I squeezed my eyes shut, trying to picture it. But as soon as the image formed, it began to dissolve. The strawberry birthmark flickered and turned into a bloodstain on the landing. Julian’s rotting jaw melted into the kind, static face of Dr. Aris.
Every time I reached for a memory, a wave of chemical nausea crashed over me. The drugs they were pumping into the IV line—taped securely to my forearm—felt like a thick, grey sludge flowing through my veins. It was a cognitive eraser. My thoughts were dragonflies, darting just out of reach, their wings clipped by the Thorazine or whatever neuroleptic was currently dismantling my brain.
"The archives," I moaned, my forehead pressing against the cool, indifferent wall. "Project Chronos. Telomere regeneration."
The words felt heavy, like stones I was trying to carry across a frozen lake. They didn't feel like science anymore; they felt like a fever dream. The jargon was slipping, the logic of the conspiracy fraying at the edges.
Dr. Aris hadn't left. He stood by the door, his shadow long and steady. "Elena, you're experiencing what we call 'narrative perseverance.' Your brain is trying to protect you from the reality of the cemetery by clinging to the nanny fiction. But look at your hands."
I looked. They were thin, scarred from where I’d dug into the wet earth of the grave in the rain. There were no surgical callouses, no nursing dexterity. Just raw, red skin and dirt under the nails.

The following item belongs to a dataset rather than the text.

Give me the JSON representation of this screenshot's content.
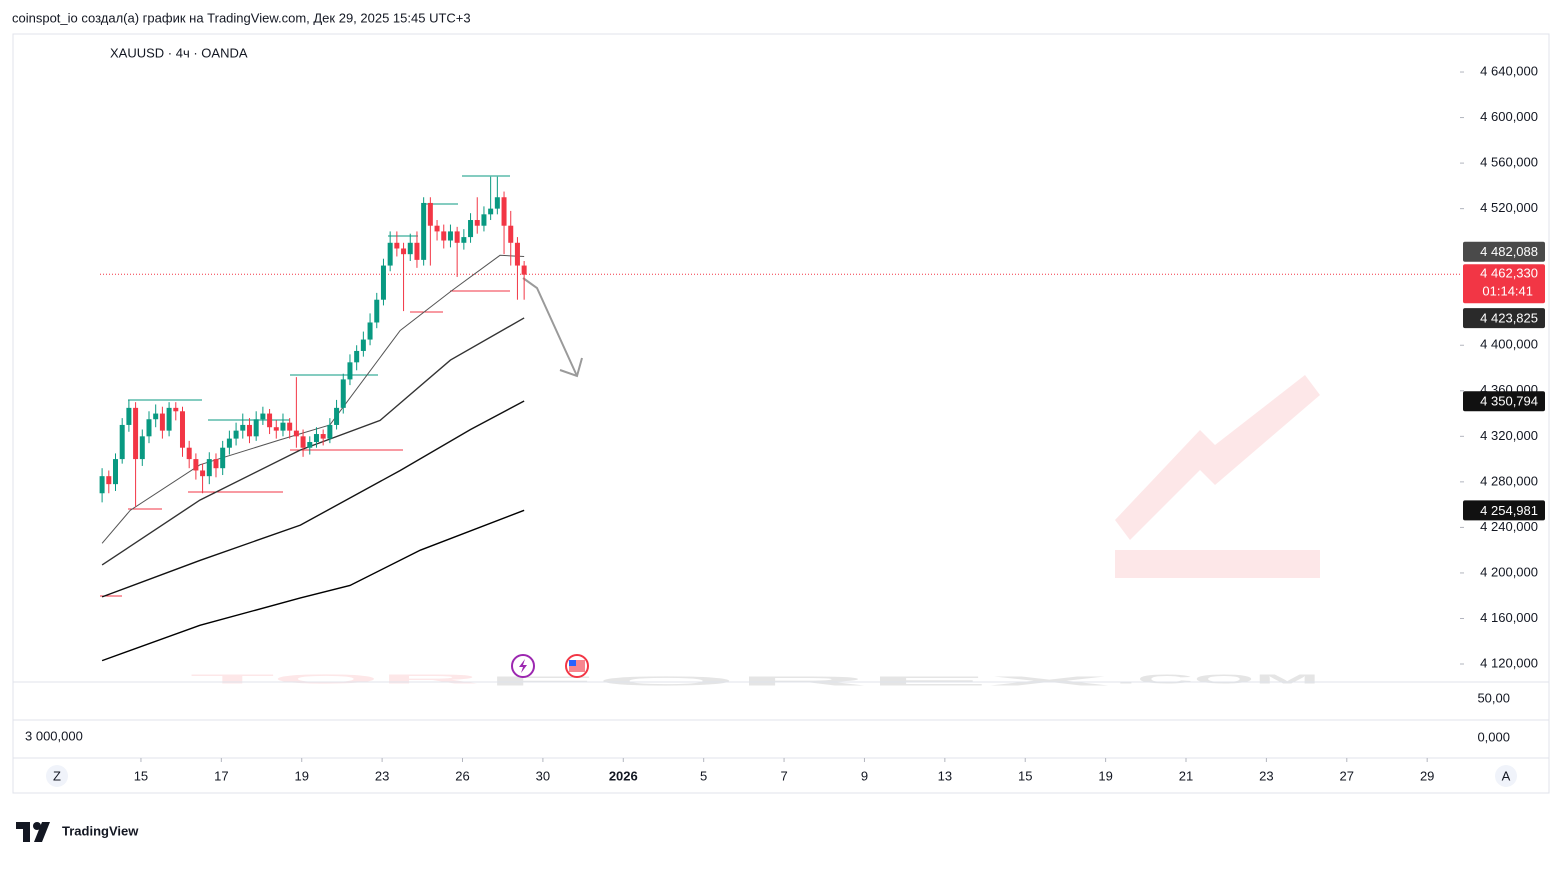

A horrific, cold certainty began to seep into my bones, more paralyzing than any drug. If the estate was real, why couldn't I remember the color of the nursery curtains? If Leo was real, why couldn't I recall the sound of his laugh—only the sound of the wind in the graveyard?
Maybe they were right. Maybe the grief had finally cracked the vessel of my mind. Maybe I had killed Mrs. Higgins because she was just an old woman at the cemetery who tried to stop me from desecrating a grave.
"I'm crazy," I breathed, the words tasting like copper.
The struggle left me. The fire that had driven me to buy a fake ID and infiltrate a fortress died down into a heap of cold ash. If Daisy was dead, there was no point in fighting the fog. There was no mother wolf. There was only a broken woman in a white smock.
I curled up in the corner. Maybe I should just sleep forever.